BAB. 5 Terbangun Satu Ranjang
"Mami, sepertinya latar belakang gadis itu tidak begitu penting saat ini. Mau tidak mau Indra harus mempertanggungjawabkan perbuatannya yang telah menodainya. Apakah Mami tidak lihat noda darah yang banyak di atas seprei tadi?" tutur sang suami.
"I ... iya, Pi. Gadis itu sudah tidak suci lagi, dan semua karena Indra." Nyonya Endang sudah tidak dapat menyembunyikan rasa sedihnya saat ini mengingat kejadian yang menimpa putranya.
Tak berapa lama setelah itu, ponsel Asisten Aji berdering. Dia pun segera
mengangkatnya. Ternyata panggilan telepon itu berasal dari salah seorang anak buahnya yang menginformasikan jika keberadaan Indra telah ditemukan.

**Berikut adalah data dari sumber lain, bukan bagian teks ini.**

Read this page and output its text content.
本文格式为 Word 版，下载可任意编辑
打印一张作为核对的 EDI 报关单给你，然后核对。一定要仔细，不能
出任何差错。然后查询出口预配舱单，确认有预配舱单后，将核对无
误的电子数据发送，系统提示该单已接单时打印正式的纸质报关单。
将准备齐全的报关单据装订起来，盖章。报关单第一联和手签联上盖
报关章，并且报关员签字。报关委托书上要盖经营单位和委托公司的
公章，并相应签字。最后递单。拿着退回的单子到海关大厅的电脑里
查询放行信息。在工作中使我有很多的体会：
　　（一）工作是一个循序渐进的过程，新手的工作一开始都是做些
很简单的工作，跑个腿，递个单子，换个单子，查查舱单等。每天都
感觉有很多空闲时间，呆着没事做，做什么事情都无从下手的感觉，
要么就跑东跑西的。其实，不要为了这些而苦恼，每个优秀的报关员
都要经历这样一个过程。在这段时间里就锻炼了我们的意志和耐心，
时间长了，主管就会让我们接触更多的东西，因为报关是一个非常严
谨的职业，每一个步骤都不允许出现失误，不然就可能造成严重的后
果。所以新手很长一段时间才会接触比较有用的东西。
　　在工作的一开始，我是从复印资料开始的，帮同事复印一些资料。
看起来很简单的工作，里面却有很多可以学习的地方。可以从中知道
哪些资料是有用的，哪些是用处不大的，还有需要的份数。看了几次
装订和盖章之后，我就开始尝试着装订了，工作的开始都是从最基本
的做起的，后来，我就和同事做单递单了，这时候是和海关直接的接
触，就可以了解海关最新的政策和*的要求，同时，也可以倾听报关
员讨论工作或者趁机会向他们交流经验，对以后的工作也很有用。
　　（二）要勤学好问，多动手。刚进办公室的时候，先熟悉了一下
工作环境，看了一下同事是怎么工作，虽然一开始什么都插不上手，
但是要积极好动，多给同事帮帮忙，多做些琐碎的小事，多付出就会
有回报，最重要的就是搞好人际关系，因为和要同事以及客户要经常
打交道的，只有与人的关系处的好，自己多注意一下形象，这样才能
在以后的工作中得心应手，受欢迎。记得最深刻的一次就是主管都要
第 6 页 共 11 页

Asisten Aji segera menginformasikan hal tersebut kepada Tuan dan Nyonya Aharon.
"Tuan, Nyonya. Lokasi Tuan Muda telah ditemukan," serunya kepada kedua majikannya.
"Papi, ayo kita segera ke sana!" seru Nyonya En kepada suaminya.
"Iya, Mi. Kita memang harus ke tempat itu dan menemui Inda. Aji tolong antar kami ke sana," perintahnya kepada sang asisten.
Lalu tiba-tiba seorang sekuriti rumah Keluarga Aharon, menghampiri Asisten Aji dan membisikkan sesuatu di telinganya.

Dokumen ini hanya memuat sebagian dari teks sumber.